По визуальной оценке результат просто ужасный. Видимо, я слишком высоко поднял фильтрацию повторяющихся слов(сейчас ве, что меньше 4х - фильтруется.)


In [None]:
model_save_name = 'tut1-model.pt'
path = F"/content/gdrive/My Drive/{model_save_name}" 
torch.save(model.state_dict(), path)

In [None]:
translation2 = translate_sentence('I go to school', SRC, TRG, model, device)

print(f'predicted trg = { " ".join(translation2) } ')

In [None]:
translation2 = translate_sentence('I want to eat and drink', SRC, TRG, model, device)

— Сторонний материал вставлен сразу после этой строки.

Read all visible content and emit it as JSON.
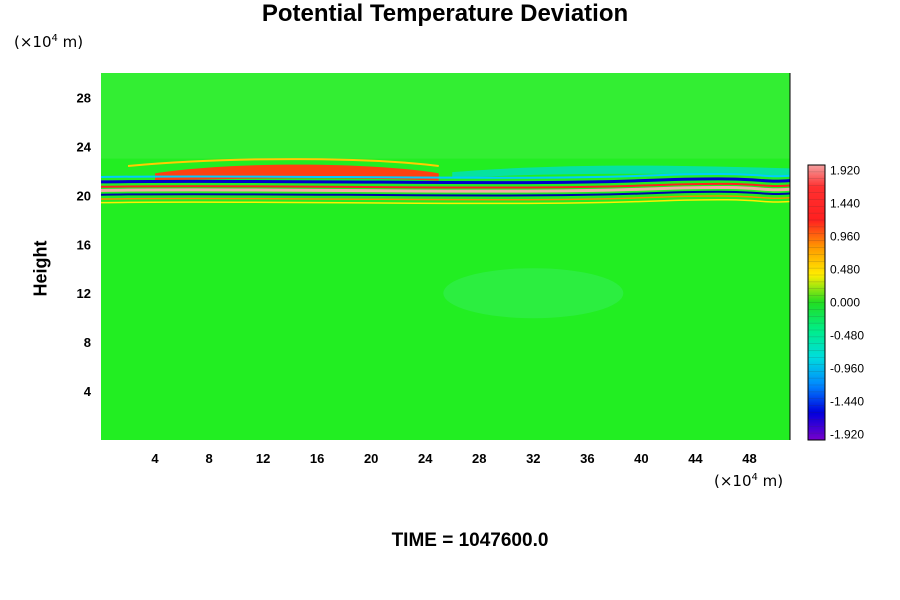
{
  "chart_data": {
    "type": "heatmap",
    "title": "Potential Temperature Deviation",
    "ylabel": "Height",
    "xlabel": "",
    "x_unit_prefix": "(×10",
    "x_unit_exp": "4",
    "x_unit_suffix": " m)",
    "y_unit_prefix": "(×10",
    "y_unit_exp": "4",
    "y_unit_suffix": " m)",
    "xlim": [
      0,
      51
    ],
    "ylim": [
      0,
      30
    ],
    "x_ticks": [
      4,
      8,
      12,
      16,
      20,
      24,
      28,
      32,
      36,
      40,
      44,
      48
    ],
    "y_ticks": [
      4,
      8,
      12,
      16,
      20,
      24,
      28
    ],
    "colorbar": {
      "min": -2.0,
      "max": 2.0,
      "labels": [
        "1.920",
        "1.440",
        "0.960",
        "0.480",
        "0.000",
        "-0.480",
        "-0.960",
        "-1.440",
        "-1.920"
      ],
      "label_values": [
        1.92,
        1.44,
        0.96,
        0.48,
        0.0,
        -0.48,
        -0.96,
        -1.44,
        -1.92
      ]
    },
    "features": [
      {
        "description_value_at": "background",
        "value": 0.0
      },
      {
        "height_range": [
          20.0,
          21.5
        ],
        "value_range": [
          -1.92,
          1.92
        ]
      },
      {
        "height_range": [
          21.5,
          23.0
        ],
        "x_range": [
          4,
          25
        ],
        "value": 1.2
      }
    ]
  },
  "footer": {
    "time_text": "TIME = 1047600.0"
  }
}
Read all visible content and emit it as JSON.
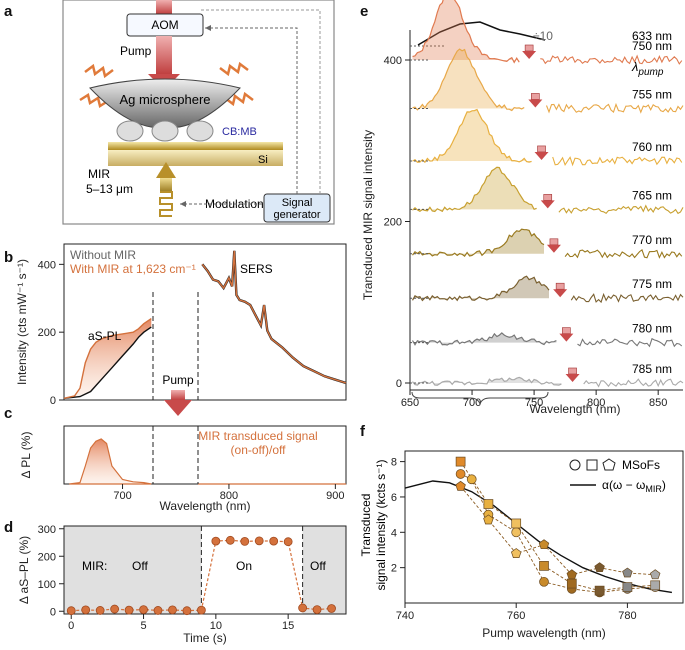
{
  "panels": {
    "a": "a",
    "b": "b",
    "c": "c",
    "d": "d",
    "e": "e",
    "f": "f"
  },
  "panel_a": {
    "aom": "AOM",
    "pump": "Pump",
    "sphere": "Ag microsphere",
    "molecule": "CB:MB",
    "substrate": "Si",
    "mir_line1": "MIR",
    "mir_line2": "5–13 μm",
    "modulation": "Modulation",
    "signal_gen_line1": "Signal",
    "signal_gen_line2": "generator",
    "colors": {
      "pump_arrow": "#c84a4a",
      "mir_arrow": "#b8902a",
      "molecule_label": "#2a2aa0",
      "panel_border": "#888888"
    }
  },
  "chart_data": [
    {
      "panel": "b",
      "type": "line",
      "xlabel": "Wavelength (nm)",
      "ylabel": "Intensity (cts mW⁻¹ s⁻¹)",
      "xlim": [
        645,
        910
      ],
      "ylim": [
        0,
        460
      ],
      "xticks": [
        700,
        800,
        900
      ],
      "yticks": [
        0,
        200,
        400
      ],
      "legend": [
        "Without MIR",
        "With MIR at 1,623 cm⁻¹"
      ],
      "annotations": [
        "aS-PL",
        "SERS",
        "Pump"
      ],
      "series": [
        {
          "name": "Without MIR",
          "color": "#111111",
          "x": [
            645,
            660,
            670,
            680,
            690,
            700,
            710,
            715,
            720,
            727
          ],
          "y": [
            5,
            10,
            25,
            60,
            95,
            130,
            165,
            185,
            200,
            215
          ]
        },
        {
          "name": "With MIR at 1,623 cm⁻¹",
          "color": "#d4713c",
          "x": [
            645,
            655,
            660,
            665,
            670,
            675,
            680,
            690,
            700,
            710,
            715,
            720,
            727
          ],
          "y": [
            5,
            12,
            35,
            110,
            150,
            170,
            180,
            190,
            195,
            200,
            210,
            225,
            240
          ]
        },
        {
          "name": "SERS",
          "color": "#d4713c",
          "x": [
            775,
            780,
            785,
            790,
            795,
            800,
            803,
            805,
            807,
            810,
            815,
            820,
            825,
            830,
            833,
            836,
            840,
            850,
            860,
            870,
            880,
            890,
            900,
            910
          ],
          "y": [
            400,
            380,
            355,
            350,
            330,
            360,
            335,
            440,
            310,
            295,
            290,
            280,
            250,
            220,
            280,
            205,
            180,
            155,
            125,
            100,
            85,
            70,
            60,
            50
          ]
        }
      ]
    },
    {
      "panel": "c",
      "type": "area",
      "xlabel": "Wavelength (nm)",
      "ylabel": "Δ PL (%)",
      "xlim": [
        645,
        910
      ],
      "xticks": [
        700,
        800,
        900
      ],
      "annotation_line1": "MIR transduced signal",
      "annotation_line2": "(on-off)/off",
      "x": [
        650,
        660,
        665,
        670,
        675,
        680,
        685,
        690,
        700,
        710,
        720,
        727
      ],
      "y": [
        0,
        3,
        40,
        80,
        95,
        100,
        90,
        40,
        10,
        5,
        3,
        0
      ]
    },
    {
      "panel": "d",
      "type": "line",
      "xlabel": "Time (s)",
      "ylabel": "Δ aS–PL (%)",
      "xlim": [
        -0.5,
        19
      ],
      "ylim": [
        -10,
        310
      ],
      "xticks": [
        0,
        5,
        10,
        15
      ],
      "yticks": [
        0,
        100,
        200,
        300
      ],
      "labels": {
        "mir": "MIR:",
        "off1": "Off",
        "on": "On",
        "off2": "Off"
      },
      "off_intervals": [
        [
          -0.5,
          9
        ],
        [
          16,
          19
        ]
      ],
      "color": "#d4713c",
      "x": [
        0,
        1,
        2,
        3,
        4,
        5,
        6,
        7,
        8,
        9,
        10,
        11,
        12,
        13,
        14,
        15,
        16,
        17,
        18
      ],
      "y": [
        2,
        5,
        3,
        8,
        4,
        6,
        3,
        5,
        2,
        4,
        255,
        258,
        254,
        256,
        255,
        253,
        12,
        6,
        10
      ]
    },
    {
      "panel": "e",
      "type": "line",
      "xlabel": "Wavelength (nm)",
      "ylabel": "Transduced MIR signal intensity",
      "xlim": [
        650,
        870
      ],
      "xticks": [
        650,
        700,
        750,
        800,
        850
      ],
      "yticks": [
        0,
        200,
        400
      ],
      "legend_title": "λ",
      "legend_title_sub": "pump",
      "reference": {
        "label": "633 nm",
        "scale_note": "÷10"
      },
      "series": [
        {
          "name": "750 nm",
          "pump": 750,
          "offset": 400,
          "peak_x": 680,
          "peak_y": 85,
          "color": "#e07a50"
        },
        {
          "name": "755 nm",
          "pump": 755,
          "offset": 340,
          "peak_x": 690,
          "peak_y": 75,
          "color": "#e8a848"
        },
        {
          "name": "760 nm",
          "pump": 760,
          "offset": 275,
          "peak_x": 700,
          "peak_y": 65,
          "color": "#e8b040"
        },
        {
          "name": "765 nm",
          "pump": 765,
          "offset": 215,
          "peak_x": 720,
          "peak_y": 50,
          "color": "#c8a030"
        },
        {
          "name": "770 nm",
          "pump": 770,
          "offset": 160,
          "peak_x": 740,
          "peak_y": 30,
          "color": "#9a7a20"
        },
        {
          "name": "775 nm",
          "pump": 775,
          "offset": 105,
          "peak_x": 745,
          "peak_y": 25,
          "color": "#7a6030"
        },
        {
          "name": "780 nm",
          "pump": 780,
          "offset": 50,
          "peak_x": 725,
          "peak_y": 10,
          "color": "#777777"
        },
        {
          "name": "785 nm",
          "pump": 785,
          "offset": 0,
          "peak_x": 730,
          "peak_y": 5,
          "color": "#aaaaaa"
        }
      ]
    },
    {
      "panel": "f",
      "type": "scatter",
      "xlabel": "Pump wavelength (nm)",
      "ylabel_line1": "Transduced",
      "ylabel_line2": "signal intensity (kcts s⁻¹)",
      "xlim": [
        740,
        790
      ],
      "ylim": [
        0,
        8.6
      ],
      "xticks": [
        740,
        760,
        780
      ],
      "yticks": [
        2,
        4,
        6,
        8
      ],
      "legend": {
        "markers": "MSoFs",
        "curve": "α(ω − ω",
        "curve_sub": "MIR",
        "curve_end": ")"
      },
      "curve": {
        "x": [
          740,
          745,
          748,
          752,
          756,
          760,
          764,
          768,
          772,
          776,
          780,
          784,
          788
        ],
        "y": [
          6.5,
          6.9,
          6.8,
          6.3,
          5.5,
          4.5,
          3.5,
          2.7,
          2.0,
          1.5,
          1.1,
          0.8,
          0.6
        ]
      },
      "series": [
        {
          "name": "circle",
          "x": [
            750,
            752,
            755,
            760,
            765,
            770,
            775,
            780,
            785
          ],
          "y": [
            7.3,
            7.0,
            5.0,
            4.0,
            1.2,
            0.8,
            0.6,
            0.8,
            0.9
          ]
        },
        {
          "name": "square",
          "x": [
            750,
            755,
            760,
            765,
            770,
            775,
            780,
            785
          ],
          "y": [
            8.0,
            5.6,
            4.5,
            2.1,
            1.1,
            0.7,
            0.9,
            1.0
          ]
        },
        {
          "name": "pentagon",
          "x": [
            750,
            755,
            760,
            765,
            770,
            775,
            780,
            785
          ],
          "y": [
            6.6,
            4.7,
            2.8,
            3.3,
            1.6,
            2.0,
            1.7,
            1.6
          ]
        }
      ],
      "colors": [
        "#e08a2a",
        "#e8b040",
        "#f0c060",
        "#c88a2a",
        "#a06a20",
        "#7a5a30",
        "#888888",
        "#aaaaaa",
        "#cccccc"
      ]
    }
  ]
}
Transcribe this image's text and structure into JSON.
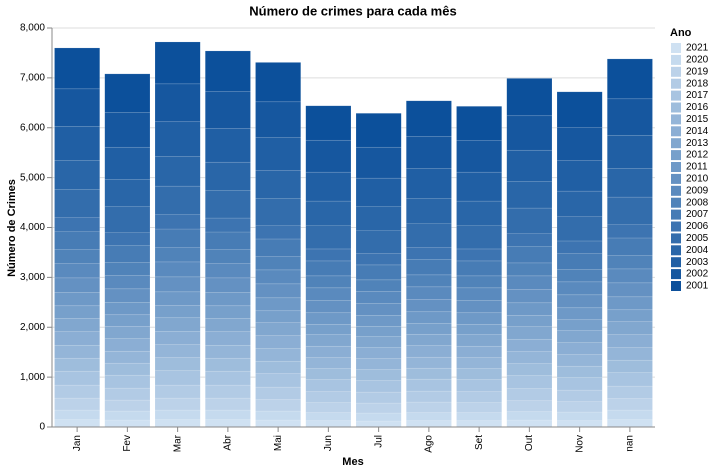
{
  "chart_data": {
    "type": "stacked_bar",
    "title": "Número de crimes para cada mês",
    "x_label": "Mes",
    "y_label": "Número de Crimes",
    "legend_title": "Ano",
    "legend_position": "right",
    "grid": true,
    "categories": [
      "Jan",
      "Fev",
      "Mar",
      "Abr",
      "Mai",
      "Jun",
      "Jul",
      "Ago",
      "Set",
      "Out",
      "Nov",
      "nan"
    ],
    "ylim": [
      0,
      8000
    ],
    "yticks": [
      0,
      {
        "value": 1000,
        "label": "1,000"
      },
      {
        "value": 2000,
        "label": "2,000"
      },
      {
        "value": 3000,
        "label": "3,000"
      },
      {
        "value": 4000,
        "label": "4,000"
      },
      {
        "value": 5000,
        "label": "5,000"
      },
      {
        "value": 6000,
        "label": "6,000"
      },
      {
        "value": 7000,
        "label": "7,000"
      },
      {
        "value": 8000,
        "label": "8,000"
      }
    ],
    "series": [
      {
        "name": "2021",
        "color": "#cfe1f2",
        "values": [
          150,
          140,
          150,
          150,
          140,
          130,
          120,
          130,
          130,
          140,
          130,
          150
        ]
      },
      {
        "name": "2020",
        "color": "#c5daee",
        "values": [
          190,
          180,
          190,
          190,
          180,
          160,
          160,
          160,
          160,
          170,
          170,
          190
        ]
      },
      {
        "name": "2019",
        "color": "#bcd2e9",
        "values": [
          240,
          220,
          240,
          240,
          230,
          200,
          200,
          210,
          200,
          220,
          210,
          230
        ]
      },
      {
        "name": "2018",
        "color": "#b2cbe5",
        "values": [
          260,
          240,
          260,
          260,
          250,
          220,
          220,
          220,
          220,
          240,
          230,
          250
        ]
      },
      {
        "name": "2017",
        "color": "#a8c4e1",
        "values": [
          280,
          260,
          290,
          280,
          270,
          240,
          230,
          240,
          240,
          260,
          250,
          270
        ]
      },
      {
        "name": "2016",
        "color": "#9ebddc",
        "values": [
          260,
          240,
          260,
          260,
          250,
          220,
          220,
          220,
          220,
          240,
          230,
          250
        ]
      },
      {
        "name": "2015",
        "color": "#94b5d8",
        "values": [
          260,
          240,
          260,
          260,
          250,
          220,
          220,
          220,
          220,
          240,
          230,
          250
        ]
      },
      {
        "name": "2014",
        "color": "#8baed4",
        "values": [
          270,
          250,
          270,
          270,
          260,
          230,
          220,
          230,
          230,
          250,
          240,
          260
        ]
      },
      {
        "name": "2013",
        "color": "#81a7cf",
        "values": [
          270,
          250,
          270,
          270,
          260,
          230,
          220,
          230,
          230,
          250,
          240,
          260
        ]
      },
      {
        "name": "2012",
        "color": "#77a0cb",
        "values": [
          250,
          230,
          250,
          250,
          240,
          210,
          210,
          220,
          210,
          230,
          220,
          240
        ]
      },
      {
        "name": "2011",
        "color": "#6e99c7",
        "values": [
          270,
          250,
          270,
          270,
          260,
          230,
          220,
          230,
          230,
          250,
          240,
          260
        ]
      },
      {
        "name": "2010",
        "color": "#6491c2",
        "values": [
          290,
          270,
          300,
          290,
          280,
          250,
          240,
          250,
          250,
          270,
          260,
          280
        ]
      },
      {
        "name": "2009",
        "color": "#5a8abe",
        "values": [
          290,
          270,
          300,
          290,
          280,
          250,
          240,
          250,
          250,
          270,
          260,
          280
        ]
      },
      {
        "name": "2008",
        "color": "#5083b9",
        "values": [
          280,
          260,
          290,
          280,
          270,
          240,
          230,
          240,
          240,
          260,
          250,
          270
        ]
      },
      {
        "name": "2007",
        "color": "#477cb5",
        "values": [
          360,
          340,
          370,
          350,
          350,
          300,
          300,
          310,
          300,
          330,
          320,
          350
        ]
      },
      {
        "name": "2006",
        "color": "#3d74b1",
        "values": [
          280,
          260,
          290,
          280,
          270,
          240,
          230,
          240,
          240,
          260,
          250,
          270
        ]
      },
      {
        "name": "2005",
        "color": "#336dac",
        "values": [
          560,
          520,
          570,
          550,
          540,
          470,
          460,
          480,
          470,
          510,
          490,
          550
        ]
      },
      {
        "name": "2004",
        "color": "#2966a8",
        "values": [
          580,
          540,
          590,
          570,
          560,
          490,
          480,
          500,
          490,
          530,
          510,
          570
        ]
      },
      {
        "name": "2003",
        "color": "#205fa4",
        "values": [
          690,
          650,
          700,
          680,
          660,
          580,
          570,
          600,
          580,
          630,
          610,
          670
        ]
      },
      {
        "name": "2002",
        "color": "#16579f",
        "values": [
          750,
          700,
          760,
          740,
          720,
          640,
          620,
          650,
          630,
          690,
          660,
          730
        ]
      },
      {
        "name": "2001",
        "color": "#0c509b",
        "values": [
          820,
          770,
          840,
          810,
          790,
          690,
          680,
          710,
          690,
          750,
          720,
          800
        ]
      }
    ]
  }
}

print(f'predicted trg = { " ".join(translation2) }')

In [None]:
translation2 = translate_sentence('I hate school and study', SRC, TRG, model, device)

print(f'predicted trg = { " ".join(translation2) ')

В качестве оценки использовал метрику bleu, а реализацию взял из библиотеки NLTK


In [None]:
from nltk.translate.bleu_score import corpus_bleu
from nltk.translate import bleu_score

In [None]:
for i in train_data.examples[:3]:
  print(vars(i)['jp'])
  #print(vars(i)['en'])


In [None]:
def cal_bleu_score(dataset_pairs):
    targets = []
    predictions = []
 
    for i in dataset_pairs:
        target = vars(i)['jp']
        target = ' '.join(target)
        predicted_words = translate_sentence(vars(i)['en'], SRC, TRG, model, device)
        predictions.append(' '.join(predicted_words))
        targets.append(target)
    print(predictions[:3])
    print(targets[:3])
    print(f'BLEU Score: {round(corpus_bleu(predictions, targets) * 100, 2)}')

In [None]:
len(valid_data.examples)

In [None]:
cal_bleu_score(valid_data.examples)

In [None]:
cal_bleu_score(train_data.examples)

На всякий случай сохраню этот вариант, и попробую переобучить,если успею.